Ободренные примером Вишневецкого, желавшие войны с Крымом бояре также произносили желания победы над бусурманами. Царский пир сам собою принимал вид приготовления к предстоящей брани с Крымом. Царь, упоенный величаниями и похвалами своей мудрости, могуществу и силе, сам поддавался этой мысли.

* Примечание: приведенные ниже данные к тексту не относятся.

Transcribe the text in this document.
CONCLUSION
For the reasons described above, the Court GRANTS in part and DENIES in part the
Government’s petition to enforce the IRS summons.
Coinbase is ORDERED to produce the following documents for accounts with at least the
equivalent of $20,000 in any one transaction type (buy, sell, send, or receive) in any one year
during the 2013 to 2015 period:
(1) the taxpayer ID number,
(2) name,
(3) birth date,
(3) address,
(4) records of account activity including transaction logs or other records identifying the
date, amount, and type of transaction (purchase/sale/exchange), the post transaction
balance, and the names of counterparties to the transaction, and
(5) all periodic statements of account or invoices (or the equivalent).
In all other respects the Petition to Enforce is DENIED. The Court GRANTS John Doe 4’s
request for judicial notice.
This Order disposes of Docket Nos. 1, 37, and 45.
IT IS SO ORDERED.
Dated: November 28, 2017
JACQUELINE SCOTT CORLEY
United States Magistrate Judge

Между тем в сенях, за несколькими столами, обедали атаманы и казаки, перемешанные с жильцами. Кудеяр был с ними и очень мало ел и пил. Он был, по своему обычаю, угрюм; всех он отталкивал от себя своим видом, на всех наводил невольно тоску своим присутствием. Собеседники пытались вступить с ним в разговор, но не могли добиться от него ничего, кроме отрывистых речений, в особенности же не терпел он, когда с ним заводили разговоры о нем самом, об его судьбе, об его жене и даже об его силе. Всякий, попытавшись спросить его, в другой раз не имел охоты вступать с ним в какую бы то ни было беседу. Трое жильцов, сидевшие от него вдали, вели между собою тихо такой разговор:

— Этот силач, — сказал один, — уж не знается ли с нечистою силою? А!

— Да, — заметил другой, — как он на тебя поглянет, так ажно страх разбирает. Давай ты мне рубль, скажи: переночуй с ним один на один, право — не возьму!

— Навряд ли он знается с нечистым, — заметил третий, — на нем крест есть. А кто с нечистым знается, то перво крест с себя снимет. Намедни я видал, он в церкви был, крестится, только не совсем так, как мы, ну, да это они все так крестятся, литовские люди; у нас, видишь, последние два пальца вместе слагаются с большим, а два перста прямо, а у них так два эти, что у нас прямо, сложены с большим. А вера-то, кажись, все едина, греческая.

— А головы-то зачем они бреют и клок оставляют? — сказал первый.

— Это у них чуб называется; я спрашивал, говорят: это-де, значит, вольность казацкая, видели бы все, что он казак, человек вольный.

— Ну, это он вольный у себя там, на Украине, в Черкассах, а у нас, коли к нам пришел, так вольным ему называться не годится, для того что как стал служить нашему великому государю, так уже учинился холоп, а не вольный человек. Придется волю-то оставить, а сюда не возить. Товар заповедной — так заметил первый.

— Да и крест полагать на себя, — сказал второй, — подобало бы им так же, как мы полагаем, а не по их обычаям, для того что как ты назвался с нами единой веры, так уж ничем не рознись. А то… кто весть: какова сила в той розни. Что это за крест таков? Прав ли сей крест? И от Бога ли? Он говорит, все-де то равно, все едино; ну да это он про себя говорит, а вестно, что никто про себя дурна слова не скажет. Подлинно бы про то нам узнать: крестится ли он, а может быть, совсем не крестится, а открещивается. Вот что! А! Старые люди сказывали, что в Литовской земле всякие ведовства и чары бывают; у них и пули заговаривать умеют, кто куда целит, туда и попадает безотменно, а все то не без нечистой силы. Есть у них к тому бабы чаровницы, что умеют привораживать и от-вораживать; сделают так, что вот человек одного любит, а другого ненавидит. Вот и гляди, как этакие-то к нам наедут, да чарами приворожат к себе в любовь нашего государя, чтоб любил их паче нас, а нас, прирожденных московских людей, отворожат от государя, и станет царь-государь к ним зело милостив, а нас учнет держать в немилости. Вот ты говоришь: в церковь он ходит, крестится; крестится-то крестится, а как крестится? Коли вправду эти приходцы — прямые христиане истинной нашей веры, то велеть бы им креститься так, как мы крестимся; а не похотят, ино знатно, что у них на уме лукавое, и люди они недобрые, и выгнать бы их из нашего государства, чтоб они в нем своим ведовством какой смуты и дурна не учинили.